Supercharging Patent Lawyers With AI
Professor Mark Lemley is quoted on the development of Lex Machina, a company that could revolutionize IP law research, in IEEE Spectrum.
In a low-rise building in Menlo Park, Calif., just upstairs from a Mexican restaurant and a nail salon, a Stanford University spin-off is crunching data in ways that could shake the foundations of the legal profession.
Here, a small group of patent lawyers and computer scientists is applying the latest in machine learning and natural-language processing to reams of documents related to intellectual property lawsuits. The result is a massive statistical database on IP litigation like nothing the world has seen before. Which attorney has the best track record in defending against semiconductor-related infringement claims? Has a particular judge ruled on cases involving patent trolls, and if so, what was the outcome? Which companies tend to go to trial, and which settle out of court? By offering up such information, the database provides corporate lawyers, law firms, and government agencies with hard numbers that will reduce the guesswork, as well as the enormous expense, of patent litigation. In short, the company is building a “law machine,” from which comes its name: Lex Machina.
“Law is horribly inefficient,” says Mark Lemley, a professor at Stanford Law School, director of the Stanford Program in Law, Science & Technology, and cofounder of the company. “And in some ways, it is inefficient by design.” After all, lawyers get paid by the hour, so inefficiency is rewarded, says Lemley. And some are rewarded richly: Top lawyers charge north of US $1000 per hour.
We’re the moneyball of IP litigation,” says Josh Becker, Lex Machina’s CEO. Bespectacled and unassuming, he looks more like a professor than a savvy Silicon Valley player. With law and MBA degrees from Stanford, he served as press secretary for a Pennsylvania congresswoman, worked at the Internet start-up EarthWeb/DICE and at Netscape, and founded a venture capital firm before turning his attention to Lex Machina.
That approach is basically what Lex Machina is doing for law. But while baseball is known for its reliance on statistics, Becker says, law has long been a profession that is more art than science. “Some people went to law school to avoid data,” he quips.
Lex Machina aims to change that. According to the company, its database covers more than 130 000 U.S. IP and antitrust cases dating back to the year 2000, including information on more than 1400 judges, 340 000 litigants, 100 000 attorneys, and 30 000 law firms. At present, it covers only the United States, but it may eventually include international patent cases as well.
So how does Lex Machina do what it does?
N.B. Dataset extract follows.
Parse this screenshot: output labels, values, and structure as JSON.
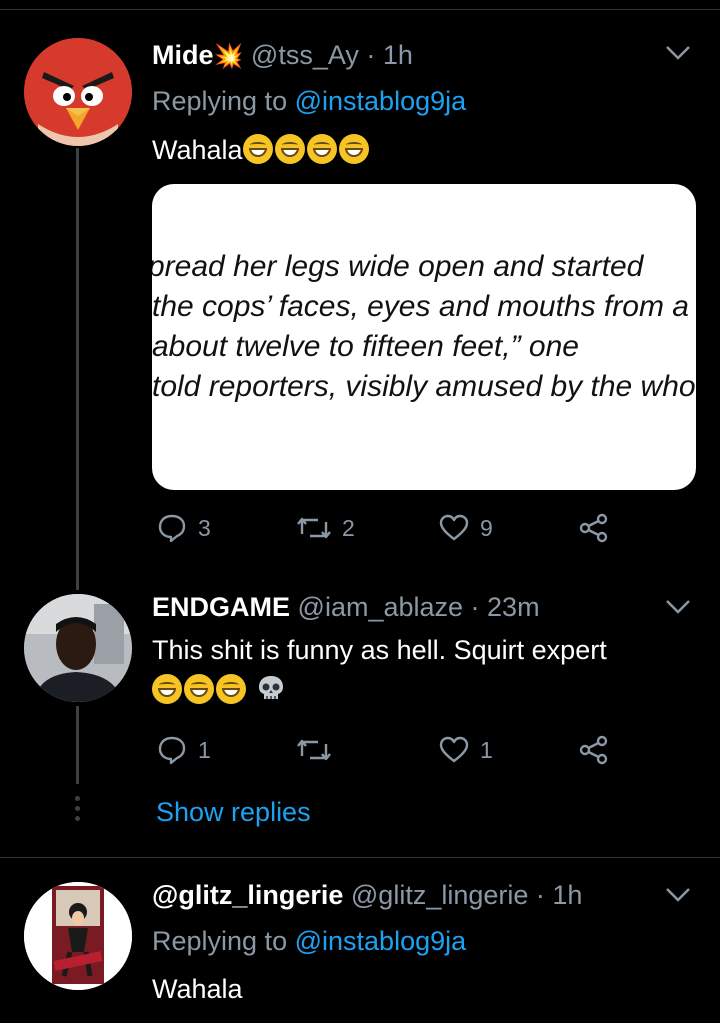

It started with documents—millions of pages of legal documents that, in theory at least, are available to anyone, free of charge. In practice, though, before Lex Machina came along, there was no easy way to collectively consider that vast body of information. Figuring out how to extract relevant data from countless files and then building a comprehensive database took years of dedicated effort on the part of Lex Machina’s small and eclectic team. Among its 18 employees are 6 people with law degrees, 6 with computer science degrees, and 1 who has both.
The company began as an academic research project called the Intellectual Property Litigation Clearinghouse, launched by Lemley in 2006 as a collaboration between Stanford’s law school and its computer science department. As Lemley explained during an interview on the sunny terrace of Stanford Law’s William H. Neukom Building, “The industry was having all these debates about how to fix the patent system, and none of them were based on actual evidence.”
Lemley hoped that a law database would foster decisions based on fact rather than assumption. The tech industry was enthusiastic about the project, as evidenced by more than $3.5 million in donations from companies like Apple, Cisco, and Microsoft, as well as several law firms, the Kauffman Foundation, and Stanford Law School. Lemley recruited Joshua Walker, a cofounder of CodeX: The Stanford Center for Legal Informatics. Walker in turn hired George Gregory, then a Stanford graduate student with expertise in natural-language processing and machine learning.
It’s not just about the bottom line, though. Lex Machina gives its data, at no charge, to courts, government agencies, academic institutions, and media outlets. That’s an important part of fulfilling the mission of Lemley’s original research project: improving the legal system.
“In the short term, people will think more intelligently about whether to file suit or when they get sued, how to react: What lawyer should they hire? Should they settle the case early?” says Lemley. Ultimately, he says, people will be able to make informed decisions, not just in individual lawsuits but also in shaping policy and in bringing badly needed reform to the patent system. “My hope is that once everyone has access to the data, some number of lawsuits will go away.”